I understand that this question may seem quite simple, but although I can see different ways of showing this, I don't understand how it follows from the context I was given (i.e why the second part of the question begins with "hence"). It may also help to bear in mind that I have only just started teaching myself calculus and so far I have only covered differential calculus up to the level taught in secondary schools.

The question is in two parts (I understand that to answer (i) you simply find $f'(x)$ and evaluate $f'(e)$ to show that it is equal to zero and is therefore, since there is only one stationary point which is a maximum point as implied by the question, the maximum point):

$f(x) = {\ln x\over x}$, $x\gt 0$

(i) Show that the maximum point on the graph of $y = f(x)$ occurs at the point $\left(e,\frac{1}{e}\right)$.

(ii) Hence, show that $x^e\le e^x$ for all $x\gt 0$

Any help would be greatly appreciated.

Answer 1

Consider the function $F(x)= x^{\frac 1x}$. We claim that $F(x)$ has a maximum at $x=e$. Indeed your $f(x)$ is $\log F(x)$ so this follows from what you have proved. But this then means that $$x^{\frac 1x}\leq e^{\frac 1e}\implies x^e\leq e^x$$

Answer 2

By i) you have determined

$f(x) = \frac {\ln x}x \le \frac 1e; \forall x > 0$.

So $e \ln x \le x$

So $e^{e\ln x} \le e^x$

And $e^{e\ln x}=(e^{\ln x})^e = x^e \le e^x$.

==

Part i) is a matter of taking $f'(x)$ and setting to zero.

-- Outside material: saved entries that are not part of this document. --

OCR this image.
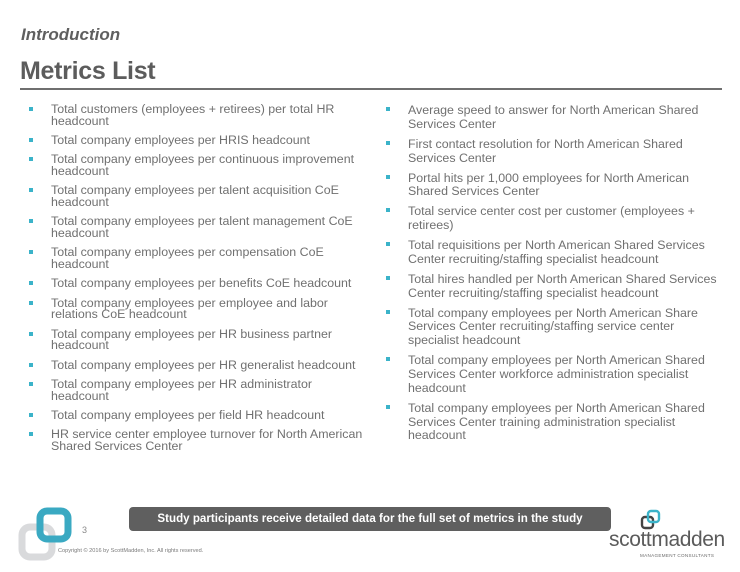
Introduction
Metrics List
Total customers (employees + retirees) per total HR headcount
Total company employees per HRIS headcount
Total company employees per continuous improvement headcount
Total company employees per talent acquisition CoE headcount
Total company employees per talent management CoE headcount
Total company employees per compensation CoE headcount
Total company employees per benefits CoE headcount
Total company employees per employee and labor relations CoE headcount
Total company employees per HR business partner headcount
Total company employees per HR generalist headcount
Total company employees per HR administrator headcount
Total company employees per field HR headcount
HR service center employee turnover for North American Shared Services Center
Average speed to answer for North American Shared Services Center
First contact resolution for North American Shared Services Center
Portal hits per 1,000 employees for North American Shared Services Center
Total service center cost per customer (employees + retirees)
Total requisitions per North American Shared Services Center recruiting/staffing specialist headcount
Total hires handled per North American Shared Services Center recruiting/staffing specialist headcount
Total company employees per North American Share Services Center recruiting/staffing service center specialist headcount
Total company employees per North American Shared Services Center workforce administration specialist headcount
Total company employees per North American Shared Services Center training administration specialist headcount
3
Copyright © 2016 by ScottMadden, Inc. All rights reserved.
Study participants receive detailed data for the full set of metrics in the study
scottmadden
MANAGEMENT CONSULTANTS
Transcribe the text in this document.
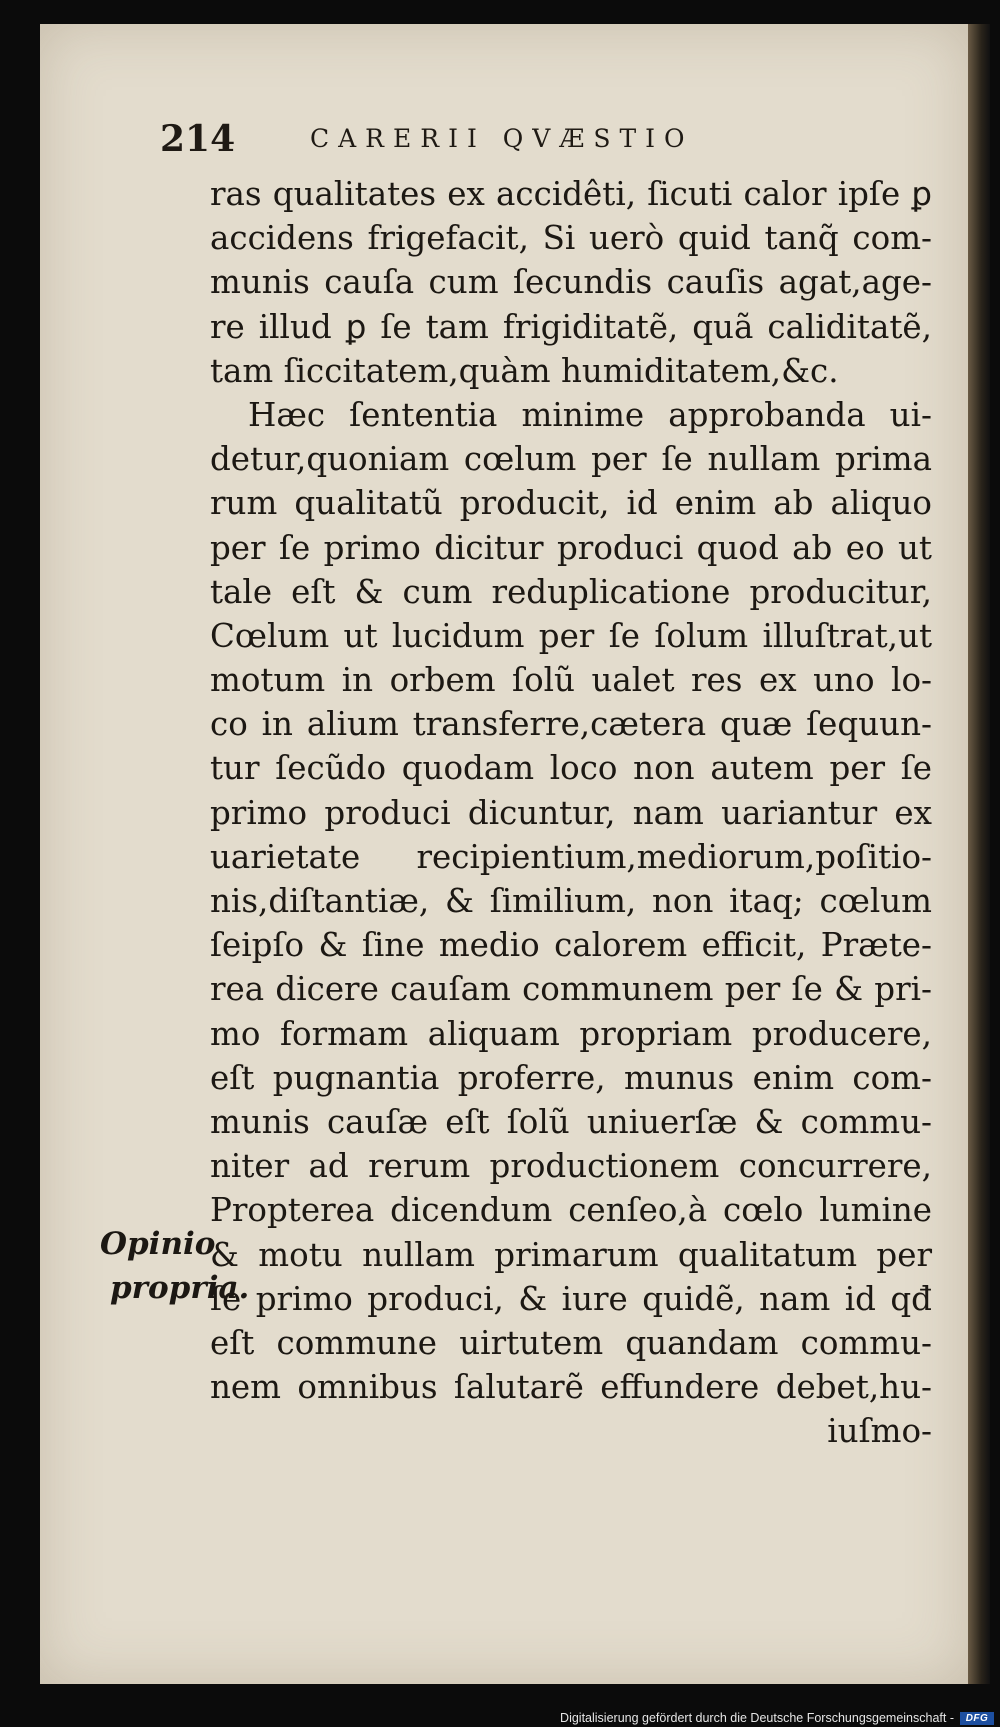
214	CARERII QVÆSTIO
Opinio
propria.
ras qualitates ex accidêti, ſicuti calor ipſe ꝑ
accidens frigefacit, Si uerò quid tanq̃ com-
munis cauſa cum ſecundis cauſis agat,age-
re illud ꝑ ſe tam frigiditatẽ, quã caliditatẽ,
tam ſiccitatem,quàm humiditatem,&c.
Hæc ſententia minime approbanda ui-
detur,quoniam cœlum per ſe nullam prima
rum qualitatũ producit, id enim ab aliquo
per ſe primo dicitur produci quod ab eo ut
tale eſt & cum reduplicatione producitur,
Cœlum ut lucidum per ſe ſolum illuſtrat,ut
motum in orbem ſolũ ualet res ex uno lo-
co in alium transferre,cætera quæ ſequun-
tur ſecũdo quodam loco non autem per ſe
primo produci dicuntur, nam uariantur ex
uarietate recipientium,mediorum,poſitio-
nis,diſtantiæ, & ſimilium, non itaq; cœlum
ſeipſo & ſine medio calorem efficit, Præte-
rea dicere cauſam communem per ſe & pri-
mo formam aliquam propriam producere,
eſt pugnantia proferre, munus enim com-
munis cauſæ eſt ſolũ uniuerſæ & commu-
niter ad rerum productionem concurrere,
Propterea dicendum cenſeo,à cœlo lumine
& motu nullam primarum qualitatum per
ſe primo produci, & iure quidẽ, nam id qđ
eſt commune uirtutem quandam commu-
nem omnibus ſalutarẽ effundere debet,hu-
iuſmo-
Digitalisierung gefördert durch die Deutsche Forschungsgemeinschaft -	DFG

$f'(x) = (\frac {\ln x}x)' = \ln x(-\frac 2{x^2}) + \frac 1x*\frac 1x = \frac{1- \ln x}{x^2}$

$f'(x) = 0 \implies$

$\ln x = 1$

$x = e$

$f''(x) = -\frac 1{x^2} - 2\ln x \frac 1{x^3} < 0$ for $x = e$ so $x=e; f(x) = \frac 1e$ is maximum and for all $x > 0; \frac {\ln x}x \le \frac 1e$.